Saldívar's critical readings treat culture as a social force and reveal the presence of social contexts within cultural texts. Border Matters maps out a new terrain for the study of culture, reshaping the way we understand migration, national identity, and intellectual inquiry itself.
"Border Matters: Remapping American Cultural Studies," by José David Saldívar, first published in 1997, is a nonfiction book examining the complex, "hybridized" culture present in the geographical location surrounding the 2,000-mile-long United States border with Mexico.
"Border Matters" grounds itself in the work of Néstor García Canclini, an academic and anthropologist who developed the concept of "cultural hybridization": a phenomenon that "materializes in multi-determined scenarios where diverse systems intersect and interpenetrate." Saldívar further develops and expands upon this idea regarding the "cultural hybridity" of Chicano/a, Mexican, and U.S. cultures in "Border Matters."
The prose is incredibly dense, and the subject matter in this book was entirely unknown to me.

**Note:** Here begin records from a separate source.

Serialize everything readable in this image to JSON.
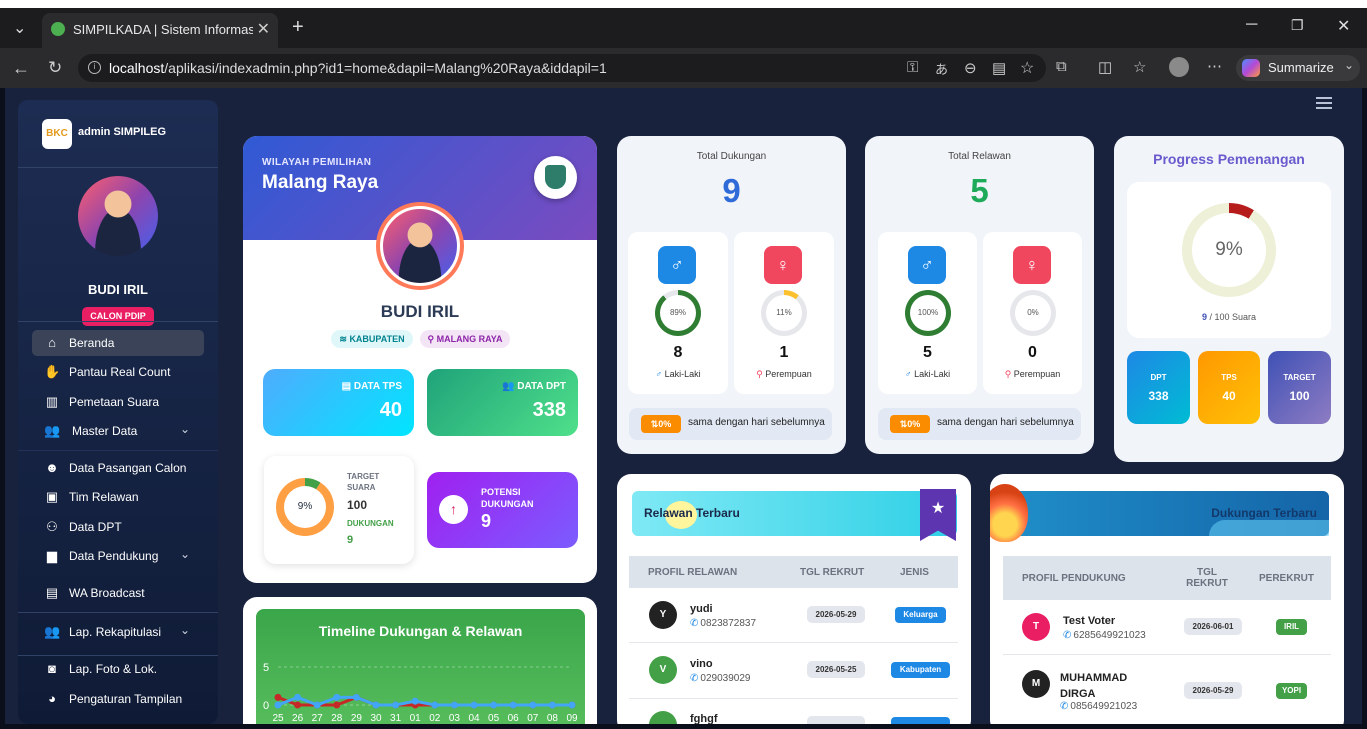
{
  "browser": {
    "tab_title": "SIMPILKADA | Sistem Informasi Ma",
    "url_host": "localhost",
    "url_path": "/aplikasi/indexadmin.php?id1=home&dapil=Malang%20Raya&iddapil=1",
    "summarize": "Summarize"
  },
  "sidebar": {
    "brand": "BKC",
    "title": "admin SIMPILEG",
    "user_name": "BUDI IRIL",
    "user_badge": "CALON PDIP",
    "items": [
      {
        "label": "Beranda"
      },
      {
        "label": "Pantau Real Count"
      },
      {
        "label": "Pemetaan Suara"
      },
      {
        "label": "Master Data"
      },
      {
        "label": "Data Pasangan Calon"
      },
      {
        "label": "Tim Relawan"
      },
      {
        "label": "Data DPT"
      },
      {
        "label": "Data Pendukung"
      },
      {
        "label": "WA Broadcast"
      },
      {
        "label": "Lap. Rekapitulasi"
      },
      {
        "label": "Lap. Foto & Lok."
      },
      {
        "label": "Pengaturan Tampilan"
      }
    ]
  },
  "wilayah": {
    "kicker": "WILAYAH PEMILIHAN",
    "region": "Malang Raya",
    "name": "BUDI IRIL",
    "tag_level": "KABUPATEN",
    "tag_region": "MALANG RAYA",
    "tps_label": "DATA TPS",
    "tps_value": "40",
    "dpt_label": "DATA DPT",
    "dpt_value": "338",
    "target_label": "TARGET SUARA",
    "target_value": "100",
    "dukungan_label": "DUKUNGAN",
    "dukungan_value": "9",
    "ring_pct": "9%",
    "ring_fraction": 0.09,
    "potensi_label": "POTENSI DUKUNGAN",
    "potensi_value": "9"
  },
  "dukungan": {
    "title": "Total Dukungan",
    "total": "9",
    "male": {
      "pct": "89%",
      "frac": 0.89,
      "count": "8",
      "label": "Laki-Laki"
    },
    "female": {
      "pct": "11%",
      "frac": 0.11,
      "count": "1",
      "label": "Perempuan"
    },
    "change": "0%",
    "note": "sama dengan hari sebelumnya"
  },
  "relawan": {
    "title": "Total Relawan",
    "total": "5",
    "male": {
      "pct": "100%",
      "frac": 1.0,
      "count": "5",
      "label": "Laki-Laki"
    },
    "female": {
      "pct": "0%",
      "frac": 0.0,
      "count": "0",
      "label": "Perempuan"
    },
    "change": "0%",
    "note": "sama dengan hari sebelumnya"
  },
  "progress": {
    "title": "Progress Pemenangan",
    "pct": "9%",
    "frac": 0.09,
    "current": "9",
    "suffix": "/ 100 Suara",
    "tiles": [
      {
        "label": "DPT",
        "value": "338"
      },
      {
        "label": "TPS",
        "value": "40"
      },
      {
        "label": "TARGET",
        "value": "100"
      }
    ]
  },
  "timeline": {
    "title": "Timeline Dukungan & Relawan"
  },
  "chart_data": {
    "type": "line",
    "title": "Timeline Dukungan & Relawan",
    "ylim": [
      0,
      5
    ],
    "yticks": [
      "5",
      "0"
    ],
    "categories": [
      "25",
      "26",
      "27",
      "28",
      "29",
      "30",
      "31",
      "01",
      "02",
      "03",
      "04",
      "05",
      "06",
      "07",
      "08",
      "09"
    ],
    "series": [
      {
        "values": [
          1,
          0,
          0,
          0,
          1,
          0,
          0,
          0,
          0,
          0,
          0,
          0,
          0,
          0,
          0,
          0
        ],
        "color": "#c62828"
      },
      {
        "values": [
          0,
          1,
          0,
          1,
          1,
          0,
          0,
          0.5,
          0,
          0,
          0,
          0,
          0,
          0,
          0,
          0
        ],
        "color": "#42a5f5"
      }
    ]
  },
  "relawan_table": {
    "title": "Relawan Terbaru",
    "headers": [
      "PROFIL RELAWAN",
      "TGL REKRUT",
      "JENIS"
    ],
    "rows": [
      {
        "initial": "Y",
        "name": "yudi",
        "phone": "0823872837",
        "date": "2026-05-29",
        "type": "Keluarga",
        "color": "#222",
        "tcolor": "#1e88e5"
      },
      {
        "initial": "V",
        "name": "vino",
        "phone": "029039029",
        "date": "2026-05-25",
        "type": "Kabupaten",
        "color": "#43a047",
        "tcolor": "#1e88e5"
      },
      {
        "initial": "",
        "name": "fghgf",
        "phone": "",
        "date": "",
        "type": "",
        "color": "#43a047",
        "tcolor": "#1e88e5"
      }
    ]
  },
  "pendukung_table": {
    "title": "Dukungan Terbaru",
    "headers": [
      "PROFIL PENDUKUNG",
      "TGL REKRUT",
      "PEREKRUT"
    ],
    "rows": [
      {
        "initial": "T",
        "name": "Test Voter",
        "phone": "6285649921023",
        "date": "2026-06-01",
        "rec": "IRIL",
        "color": "#e91e63"
      },
      {
        "initial": "M",
        "name": "MUHAMMAD DIRGA",
        "phone": "085649921023",
        "date": "2026-05-29",
        "rec": "YOPI",
        "color": "#222"
      }
    ]
  },
  "icons": {
    "home": "home-icon",
    "chev": "chevron-down-icon",
    "male": "male-icon",
    "female": "female-icon"
  }
}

I had never heard of Néstor García Canclini before, or the vast majority of the artists, authors, academics, and researchers named in this book. I had to do a *lot* of extra reading and additional research, looking up bios, videos, and source material online, in order to keep up with the text.
It was highly rewarding, but if I hadn't put in all the extra effort, this book would not have made any sense to me. This is a very demanding and challenging read. I definitely took a crash course on Chicano/a studies by reading "Border Matters."
A truly excellent read. Five stars. Highly recommended to anyone interested in Chicano/a studies, or learning more about life along the U.S./Mexico border.
Very academic, so while it brings up a lot of interesting materials, it can kind of drag, especially if you are not familiar with the referenced literature. I think it is at its best when looking at popular music.
Key focus is on comparisons to post-modernism and the subaltern.
As the subject states, this is a book that wants to shift the focus of American Cultural Studies away from the East-West Manifest Destiny trajectory. It is definitely theoretical, but when I sat in on a grad class reading this text, the majority of the students were lukewarm or indifferent to it. Which might serve as support of Saldivar's project, but I think too that most of us had no familiarity with the "texts" he used.